🤖 AI Summary
This work proposes two reduced-order models to efficiently simulate unsteady hemodynamics in cerebral vasculature while substantially reducing the computational cost of high-fidelity CFD. Leveraging proper orthogonal decomposition (POD) for dimensionality reduction, the study develops a physics-based POD-Galerkin model and a data-driven POD–Reservoir Computing (RC) model. A novel multi-harmonic, multi-amplitude training signal is introduced to enhance training efficiency, and this work presents the first integration of reservoir computing with POD for cerebral blood flow modeling, achieving both high accuracy and improved generalization.

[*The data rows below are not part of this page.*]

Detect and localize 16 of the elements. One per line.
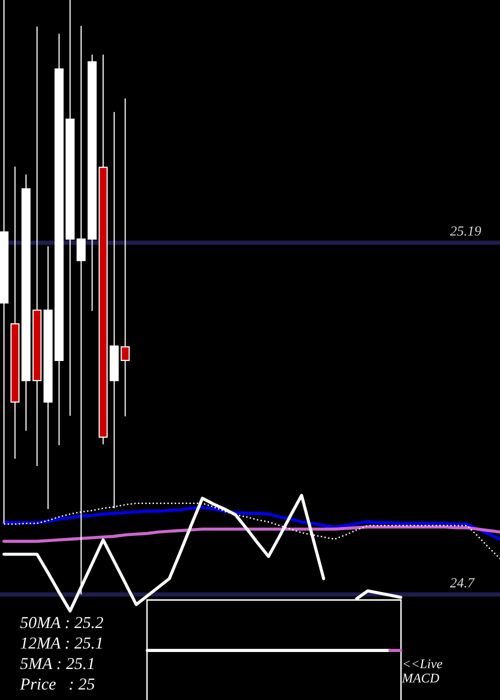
annotation: Price : 25 — [20, 678, 94, 690]
annotation: 5MA : 25.1 — [20, 658, 94, 670]
candlestick — [66, 0, 75, 416]
ref-line-label: 24.7 — [450, 578, 475, 588]
candlestick — [32, 26, 42, 467]
ref-line-label: 25.19 — [450, 226, 482, 236]
candlestick — [54, 33, 64, 446]
candlestick — [98, 54, 108, 445]
candlestick — [10, 166, 20, 460]
annotation: 12MA : 25.1 — [20, 637, 102, 649]
candlestick — [44, 246, 53, 510]
annotation: 50MA : 25.2 — [20, 616, 104, 628]
candlestick — [120, 98, 130, 417]
candlestick — [21, 174, 31, 432]
candlestick — [88, 54, 97, 312]
annotation: <<Live MACD — [402, 659, 442, 683]
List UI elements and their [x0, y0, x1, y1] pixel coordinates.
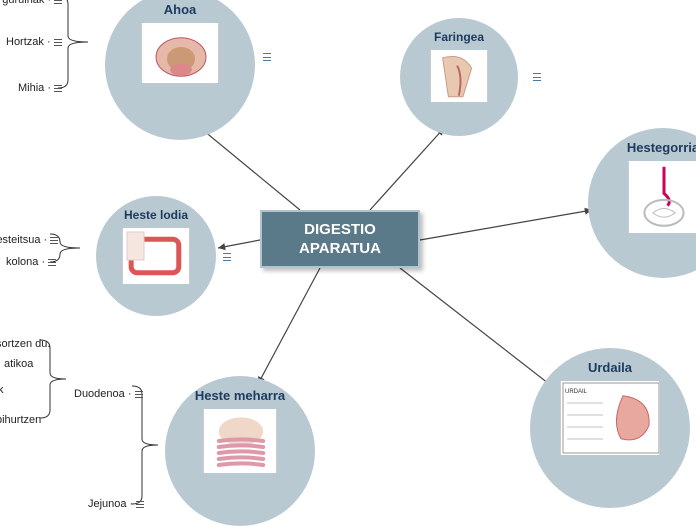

Both reduced-order models deliver acceleration factors of 10²–10³ compared to full-order simulations and accurately predict key hemodynamic quantities such as wall shear stress.
📝 Abstract
We investigate model order reduction (MOR) strategies for simulating unsteady hemodynamics within cerebrovascular systems, contrasting a physics-based intrusive approach with a data-driven non-intrusive framework. High-fidelity 3D Computational Fluid Dynamics (CFD) snapshots of an idealised basilar artery bifurcation are first compressed into a low-dimensional latent space using Proper Orthogonal Decomposition (POD). We evaluate the performance of a POD-Galerkin (POD-G) model, which projects the Navier-Stokes equations onto the reduced basis, against a POD-Reservoir Computing (POD-RC) model that learns the temporal evolution of coefficients through a recurrent architecture. A multi-harmonic and multi-amplitude training signal is introduced to improve training efficiency. Both methodologies achieve computational speed-ups on the order of 10^2 to 10^3 compared to full-order simulations, demonstrating their potential as efficient and accurate surrogates for predicting flow quantities such as wall shear stress.